Mortgage rates hit reverse once more in the week ending 10th September.
30-year fixed rates slid by 7 basis points to a new low 2.86%, reversing a 2 basis point rise to 2.93% in the week prior.
Compared to this time last year, 30-year fixed rates were down by 70 basis points.
30-year fixed rates were also down by 208 basis points since November 2018’s most recent peak of 4.94%.
Economic Data from the Week
Economic data was on the quieter side in the 1st half of the week.
Key stats included July’s JOLT’s job openings, inflation, and the weekly jobless claims figures.
It was a mixed bag from the U.S. While inflation and job openings were skewed to the positive, the jobless claims disappointed.
Wholesale inflation came in ahead of forecasts, though inflationary pressures softened in August. By contrast, the core annual rate of inflation picked up from 1.6% to 1.7% in the month.
In the week ending 4th September, initial jobless claims stood at 884k, which was worse than a forecasted 446k. In the week prior, however, claims had also come in at 884k.
While the stats were mixed, a continued slide in U.S tech stocks weighed on Treasury yields, sending mortgage rates south.
Freddie Mac Rates
The weekly average rates for new mortgages as of 10th September were quoted by Freddie Mac to be:
30-year fixed rates decreased by 7 basis points to 2.86% in the week. Rates were down from 3.56% from a year ago. The average fee remained unchanged at 0.8 points.
15-year fixed rates fell by 5 basis points to 2.37% in the week. Rates were down from 3.09% compared with a year ago. The average fee decreased from 0.8 points to 0.7 points.
5-year fixed rates jumped by 18 basis points to 3.11% in the week. Rates were down by 25 points from last year’s 3.36%. The average fee remained unchanged at 0.2 points.
According to Freddie Mac,
Mortgage rates have hit another record low. This was attributed to a late-summer slowdown in economic recovery.
These low rates have ignited robust purchase demand activity, which is up 25% from a year ago.

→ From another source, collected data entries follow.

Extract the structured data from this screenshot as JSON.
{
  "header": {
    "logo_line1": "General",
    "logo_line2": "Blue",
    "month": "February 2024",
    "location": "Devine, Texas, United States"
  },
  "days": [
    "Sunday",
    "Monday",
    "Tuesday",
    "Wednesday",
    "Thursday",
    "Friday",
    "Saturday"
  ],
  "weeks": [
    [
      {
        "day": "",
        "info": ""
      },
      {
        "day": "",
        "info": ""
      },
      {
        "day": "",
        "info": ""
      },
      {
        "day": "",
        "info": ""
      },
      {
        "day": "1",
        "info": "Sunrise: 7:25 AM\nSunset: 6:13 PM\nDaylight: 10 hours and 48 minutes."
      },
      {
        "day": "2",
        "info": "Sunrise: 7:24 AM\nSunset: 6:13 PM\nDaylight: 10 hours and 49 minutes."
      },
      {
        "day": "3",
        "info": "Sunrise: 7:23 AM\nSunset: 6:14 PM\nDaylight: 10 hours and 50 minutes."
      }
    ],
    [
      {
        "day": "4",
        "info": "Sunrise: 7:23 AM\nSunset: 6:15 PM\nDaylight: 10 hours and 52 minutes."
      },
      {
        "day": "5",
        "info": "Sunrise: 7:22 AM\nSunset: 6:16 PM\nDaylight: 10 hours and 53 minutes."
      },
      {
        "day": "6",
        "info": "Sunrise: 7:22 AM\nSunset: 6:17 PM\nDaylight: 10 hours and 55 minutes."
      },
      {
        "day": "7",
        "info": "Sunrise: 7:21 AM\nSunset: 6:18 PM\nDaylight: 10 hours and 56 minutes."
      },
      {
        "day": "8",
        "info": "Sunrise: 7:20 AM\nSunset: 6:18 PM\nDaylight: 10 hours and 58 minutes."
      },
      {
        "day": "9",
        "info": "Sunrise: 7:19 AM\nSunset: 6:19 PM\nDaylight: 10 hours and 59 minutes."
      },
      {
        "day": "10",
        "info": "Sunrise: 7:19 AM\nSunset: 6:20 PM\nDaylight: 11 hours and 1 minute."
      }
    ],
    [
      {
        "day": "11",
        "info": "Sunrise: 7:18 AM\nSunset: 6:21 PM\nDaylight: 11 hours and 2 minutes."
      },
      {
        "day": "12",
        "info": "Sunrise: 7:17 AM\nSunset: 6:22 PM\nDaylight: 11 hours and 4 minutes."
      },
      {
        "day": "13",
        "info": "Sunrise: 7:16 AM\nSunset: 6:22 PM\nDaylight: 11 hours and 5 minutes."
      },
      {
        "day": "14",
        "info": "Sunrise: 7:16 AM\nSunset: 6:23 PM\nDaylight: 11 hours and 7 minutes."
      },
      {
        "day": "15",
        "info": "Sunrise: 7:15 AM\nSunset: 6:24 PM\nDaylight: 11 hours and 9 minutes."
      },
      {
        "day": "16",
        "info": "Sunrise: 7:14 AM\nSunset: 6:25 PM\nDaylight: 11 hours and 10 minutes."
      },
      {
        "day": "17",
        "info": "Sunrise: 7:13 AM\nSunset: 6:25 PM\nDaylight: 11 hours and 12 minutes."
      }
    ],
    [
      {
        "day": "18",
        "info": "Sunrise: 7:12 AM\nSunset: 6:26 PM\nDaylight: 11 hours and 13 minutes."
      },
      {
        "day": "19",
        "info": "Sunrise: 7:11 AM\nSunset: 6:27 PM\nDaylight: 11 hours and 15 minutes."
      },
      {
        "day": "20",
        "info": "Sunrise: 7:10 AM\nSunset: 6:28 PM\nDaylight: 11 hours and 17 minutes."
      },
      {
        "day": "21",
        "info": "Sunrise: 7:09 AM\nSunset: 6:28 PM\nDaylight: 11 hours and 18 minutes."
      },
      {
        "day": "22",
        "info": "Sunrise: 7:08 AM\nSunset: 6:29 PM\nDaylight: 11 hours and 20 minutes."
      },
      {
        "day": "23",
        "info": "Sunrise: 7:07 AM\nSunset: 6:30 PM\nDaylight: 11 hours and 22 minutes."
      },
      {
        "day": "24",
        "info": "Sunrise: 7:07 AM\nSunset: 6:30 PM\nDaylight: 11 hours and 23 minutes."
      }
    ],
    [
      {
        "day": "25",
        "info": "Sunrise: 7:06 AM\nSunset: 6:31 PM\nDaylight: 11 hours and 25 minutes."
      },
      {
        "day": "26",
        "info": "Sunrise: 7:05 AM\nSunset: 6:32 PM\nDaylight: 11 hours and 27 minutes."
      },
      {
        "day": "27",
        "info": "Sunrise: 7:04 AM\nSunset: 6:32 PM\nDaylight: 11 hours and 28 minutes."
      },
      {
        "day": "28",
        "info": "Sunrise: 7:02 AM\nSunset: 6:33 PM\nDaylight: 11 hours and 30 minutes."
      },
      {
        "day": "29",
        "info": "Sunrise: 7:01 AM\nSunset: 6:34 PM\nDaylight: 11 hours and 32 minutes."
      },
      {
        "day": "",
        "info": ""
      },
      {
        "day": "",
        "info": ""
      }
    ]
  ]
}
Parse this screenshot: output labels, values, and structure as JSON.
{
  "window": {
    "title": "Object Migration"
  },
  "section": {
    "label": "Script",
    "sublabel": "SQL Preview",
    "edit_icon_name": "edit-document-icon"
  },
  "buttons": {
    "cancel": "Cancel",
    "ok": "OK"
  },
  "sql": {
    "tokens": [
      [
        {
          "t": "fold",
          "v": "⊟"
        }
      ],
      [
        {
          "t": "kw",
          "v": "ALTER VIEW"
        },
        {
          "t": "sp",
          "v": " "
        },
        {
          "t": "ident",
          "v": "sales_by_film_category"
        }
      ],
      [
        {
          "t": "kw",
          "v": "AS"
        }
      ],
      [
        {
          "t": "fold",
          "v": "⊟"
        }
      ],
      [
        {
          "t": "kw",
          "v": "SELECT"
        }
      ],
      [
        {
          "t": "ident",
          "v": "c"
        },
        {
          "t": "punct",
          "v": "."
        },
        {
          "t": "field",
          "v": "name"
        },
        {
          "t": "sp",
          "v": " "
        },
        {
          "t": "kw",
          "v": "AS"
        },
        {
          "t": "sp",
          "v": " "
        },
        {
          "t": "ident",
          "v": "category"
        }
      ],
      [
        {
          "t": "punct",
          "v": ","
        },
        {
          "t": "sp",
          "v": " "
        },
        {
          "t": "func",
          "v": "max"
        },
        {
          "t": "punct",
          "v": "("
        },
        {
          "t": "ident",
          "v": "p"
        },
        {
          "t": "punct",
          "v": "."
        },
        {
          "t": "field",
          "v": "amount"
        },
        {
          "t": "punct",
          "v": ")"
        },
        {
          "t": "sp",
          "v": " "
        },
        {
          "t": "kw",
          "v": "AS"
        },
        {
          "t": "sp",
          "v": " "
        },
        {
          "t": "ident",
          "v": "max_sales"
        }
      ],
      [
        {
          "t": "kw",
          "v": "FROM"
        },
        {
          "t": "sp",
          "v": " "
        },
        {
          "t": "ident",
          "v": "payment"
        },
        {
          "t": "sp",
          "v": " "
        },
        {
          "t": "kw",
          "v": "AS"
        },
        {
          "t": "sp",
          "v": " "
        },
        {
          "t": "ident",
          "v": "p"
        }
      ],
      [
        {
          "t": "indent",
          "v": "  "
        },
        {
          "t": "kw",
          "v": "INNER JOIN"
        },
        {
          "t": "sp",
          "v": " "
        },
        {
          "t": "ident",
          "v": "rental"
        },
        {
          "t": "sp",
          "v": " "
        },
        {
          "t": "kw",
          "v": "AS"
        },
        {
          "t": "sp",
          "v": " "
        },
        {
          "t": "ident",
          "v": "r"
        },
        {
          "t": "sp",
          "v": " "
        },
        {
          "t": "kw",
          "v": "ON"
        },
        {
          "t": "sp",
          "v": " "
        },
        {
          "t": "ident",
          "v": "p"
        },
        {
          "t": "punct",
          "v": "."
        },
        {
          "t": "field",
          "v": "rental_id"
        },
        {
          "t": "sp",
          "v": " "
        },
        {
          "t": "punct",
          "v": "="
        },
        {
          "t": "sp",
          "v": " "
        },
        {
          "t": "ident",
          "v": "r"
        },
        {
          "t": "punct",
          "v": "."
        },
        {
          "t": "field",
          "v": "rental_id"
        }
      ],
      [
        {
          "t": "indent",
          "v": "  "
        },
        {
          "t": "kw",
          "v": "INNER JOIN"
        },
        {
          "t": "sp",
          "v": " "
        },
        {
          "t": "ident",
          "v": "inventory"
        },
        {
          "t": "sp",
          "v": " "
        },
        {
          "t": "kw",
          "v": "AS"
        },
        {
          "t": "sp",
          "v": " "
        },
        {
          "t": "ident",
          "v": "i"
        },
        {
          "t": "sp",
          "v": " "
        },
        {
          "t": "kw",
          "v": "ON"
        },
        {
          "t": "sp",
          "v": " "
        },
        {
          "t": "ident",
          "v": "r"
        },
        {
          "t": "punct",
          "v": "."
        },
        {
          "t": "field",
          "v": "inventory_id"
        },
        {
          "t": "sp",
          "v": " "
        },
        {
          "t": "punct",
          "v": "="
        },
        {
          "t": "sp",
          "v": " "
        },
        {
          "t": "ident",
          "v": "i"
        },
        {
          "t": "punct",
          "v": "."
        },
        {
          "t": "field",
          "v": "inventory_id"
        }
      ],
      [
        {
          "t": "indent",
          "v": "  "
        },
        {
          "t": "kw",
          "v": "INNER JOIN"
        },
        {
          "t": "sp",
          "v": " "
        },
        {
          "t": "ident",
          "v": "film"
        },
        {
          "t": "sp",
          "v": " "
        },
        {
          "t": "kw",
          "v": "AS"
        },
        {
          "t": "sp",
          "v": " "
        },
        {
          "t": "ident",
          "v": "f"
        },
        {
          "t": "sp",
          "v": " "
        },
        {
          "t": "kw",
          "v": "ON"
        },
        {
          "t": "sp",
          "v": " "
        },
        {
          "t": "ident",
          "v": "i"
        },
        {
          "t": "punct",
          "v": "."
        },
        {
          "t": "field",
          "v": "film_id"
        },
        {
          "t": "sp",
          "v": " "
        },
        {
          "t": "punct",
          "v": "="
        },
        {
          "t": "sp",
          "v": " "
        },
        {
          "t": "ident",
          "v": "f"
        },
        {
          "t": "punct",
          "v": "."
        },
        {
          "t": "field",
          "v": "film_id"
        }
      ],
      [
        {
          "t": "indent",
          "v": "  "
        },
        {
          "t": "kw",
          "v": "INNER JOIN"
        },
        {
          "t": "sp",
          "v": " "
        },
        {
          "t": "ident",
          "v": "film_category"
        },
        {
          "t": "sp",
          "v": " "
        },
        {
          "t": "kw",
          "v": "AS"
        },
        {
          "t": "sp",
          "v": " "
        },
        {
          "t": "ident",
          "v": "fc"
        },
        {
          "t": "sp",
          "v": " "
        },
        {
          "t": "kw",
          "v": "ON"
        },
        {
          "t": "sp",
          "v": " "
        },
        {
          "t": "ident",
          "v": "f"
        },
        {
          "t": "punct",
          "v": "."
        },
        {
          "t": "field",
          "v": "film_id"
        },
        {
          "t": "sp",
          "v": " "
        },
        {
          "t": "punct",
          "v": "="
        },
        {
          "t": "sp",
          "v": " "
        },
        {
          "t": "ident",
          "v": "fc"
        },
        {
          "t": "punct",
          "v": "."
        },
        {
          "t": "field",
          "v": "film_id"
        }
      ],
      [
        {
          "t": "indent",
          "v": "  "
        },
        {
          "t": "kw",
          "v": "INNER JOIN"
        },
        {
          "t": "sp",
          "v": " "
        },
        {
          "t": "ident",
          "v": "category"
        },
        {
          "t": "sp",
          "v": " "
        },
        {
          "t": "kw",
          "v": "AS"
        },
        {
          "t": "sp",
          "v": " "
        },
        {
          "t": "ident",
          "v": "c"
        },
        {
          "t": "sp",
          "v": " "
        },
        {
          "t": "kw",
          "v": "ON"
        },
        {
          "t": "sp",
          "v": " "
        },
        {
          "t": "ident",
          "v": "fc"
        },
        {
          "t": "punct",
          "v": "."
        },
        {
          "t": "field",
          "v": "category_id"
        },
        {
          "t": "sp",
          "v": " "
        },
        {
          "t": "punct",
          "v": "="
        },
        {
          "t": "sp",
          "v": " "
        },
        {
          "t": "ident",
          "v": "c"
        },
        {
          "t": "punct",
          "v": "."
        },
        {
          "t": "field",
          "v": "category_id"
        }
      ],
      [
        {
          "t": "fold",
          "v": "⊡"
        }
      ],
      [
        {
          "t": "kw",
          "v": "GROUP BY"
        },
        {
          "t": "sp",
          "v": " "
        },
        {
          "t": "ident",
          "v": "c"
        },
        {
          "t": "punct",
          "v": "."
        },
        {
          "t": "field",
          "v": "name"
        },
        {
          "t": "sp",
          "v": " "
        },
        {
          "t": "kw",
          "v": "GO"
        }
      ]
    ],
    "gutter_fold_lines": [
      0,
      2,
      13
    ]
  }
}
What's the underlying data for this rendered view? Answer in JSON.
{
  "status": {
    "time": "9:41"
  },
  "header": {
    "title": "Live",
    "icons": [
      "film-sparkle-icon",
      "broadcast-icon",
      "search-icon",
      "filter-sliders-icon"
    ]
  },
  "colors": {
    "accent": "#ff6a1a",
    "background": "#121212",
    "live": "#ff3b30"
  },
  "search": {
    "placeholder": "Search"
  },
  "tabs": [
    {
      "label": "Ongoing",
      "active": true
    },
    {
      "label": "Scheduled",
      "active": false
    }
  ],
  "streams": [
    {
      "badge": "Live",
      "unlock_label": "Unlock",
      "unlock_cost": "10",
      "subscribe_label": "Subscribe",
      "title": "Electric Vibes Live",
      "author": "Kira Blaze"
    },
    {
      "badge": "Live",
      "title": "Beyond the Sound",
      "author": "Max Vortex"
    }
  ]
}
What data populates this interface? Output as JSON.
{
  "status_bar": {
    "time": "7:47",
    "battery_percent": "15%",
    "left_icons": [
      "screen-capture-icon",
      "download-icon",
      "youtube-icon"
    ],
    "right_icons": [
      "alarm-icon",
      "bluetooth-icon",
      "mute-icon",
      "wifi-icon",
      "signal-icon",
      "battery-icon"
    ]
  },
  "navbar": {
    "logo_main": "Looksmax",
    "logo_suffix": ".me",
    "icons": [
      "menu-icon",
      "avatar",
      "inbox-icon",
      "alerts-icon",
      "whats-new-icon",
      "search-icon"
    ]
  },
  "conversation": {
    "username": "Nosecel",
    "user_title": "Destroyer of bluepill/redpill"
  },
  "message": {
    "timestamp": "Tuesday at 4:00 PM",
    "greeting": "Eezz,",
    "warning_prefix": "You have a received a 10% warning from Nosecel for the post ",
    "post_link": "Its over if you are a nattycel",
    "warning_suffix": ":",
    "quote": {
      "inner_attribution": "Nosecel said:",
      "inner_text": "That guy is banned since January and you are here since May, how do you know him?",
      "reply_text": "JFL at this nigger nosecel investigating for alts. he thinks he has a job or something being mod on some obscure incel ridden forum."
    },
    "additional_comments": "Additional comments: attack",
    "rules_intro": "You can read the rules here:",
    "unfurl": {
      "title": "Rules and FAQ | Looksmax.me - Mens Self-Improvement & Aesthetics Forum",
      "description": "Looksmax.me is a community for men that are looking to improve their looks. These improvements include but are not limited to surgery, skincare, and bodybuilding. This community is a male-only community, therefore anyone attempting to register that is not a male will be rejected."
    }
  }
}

Additionally, purchase demand activity has been growing at double-digit growth rates for 4 months in a row.
However, heading into the fall, it will be difficult to sustain the growth momentum in purchases due to the lack of supply.
This lack of supply is already reining back sales activity.
Mortgage Bankers’ Association Rates
For the week ending 4th September, rates were quoted to be:
Average interest rates for 30-year fixed, backed by the FHA, decreased from 3.19% to 3.16%. Points increased from 0.34 to 0.42 (incl. origination fee) for 80% LTV loans.
Average interest rates for 30-year fixed with conforming loan balances decreased from 3.08% to 3.07%. Points remained unchanged at 0.36 (incl. origination fee) for 80% LTV loans.
Average 30-year rates for jumbo loan balances decreased from 3.41% to 3.40%. Points decreased from 0.41 to 0.40 (incl. origination fee) for 80% LTV loans.
Weekly figures released by the Mortgage Bankers Association showed that the Market Composite Index, which is a measure of mortgage loan application volume, increased by 2.9% in the week ending 4th September. In the week prior, the index had decreased by 2%.
The Refinance Index increased by 3% and was 60% higher than the same week a year ago. In the previous week, the index had fallen by 3%.
The refinance share of mortgage activity increased from 62.5% to 63.1%. In the week prior, the share had slipped from 62.6% to 62.5%.
According to the MBA,
Mortgage rates were in decline, with a noteworthy 5-basis point fall in the 15-year fixed-rate delivering a record low 2.62%.
The drop in rates led to a rebound in refinancing activity, driven by borrowers applying for conventional loans.
Purchase applications were 40% higher than the same week a year ago. The increase was skewed higher by being compared to Labor Day 2019.
For the week ahead
It’s a busy 1st half of the week on the U.S economic calendar.
Key stats include August industrial production and retail sales figures, together with the weekly jobless claims numbers.
NY Empire State and Philly FED manufacturing numbers for September are also due out and will influence.
From elsewhere, industrial production and retail sales figures from China will also influence market risk sentiment.
The key driver for the week, however, will be the FOMC interest rate decision and FOMC projections…
On the geopolitical front, there’s also Brexit and U.S-China relations to monitor.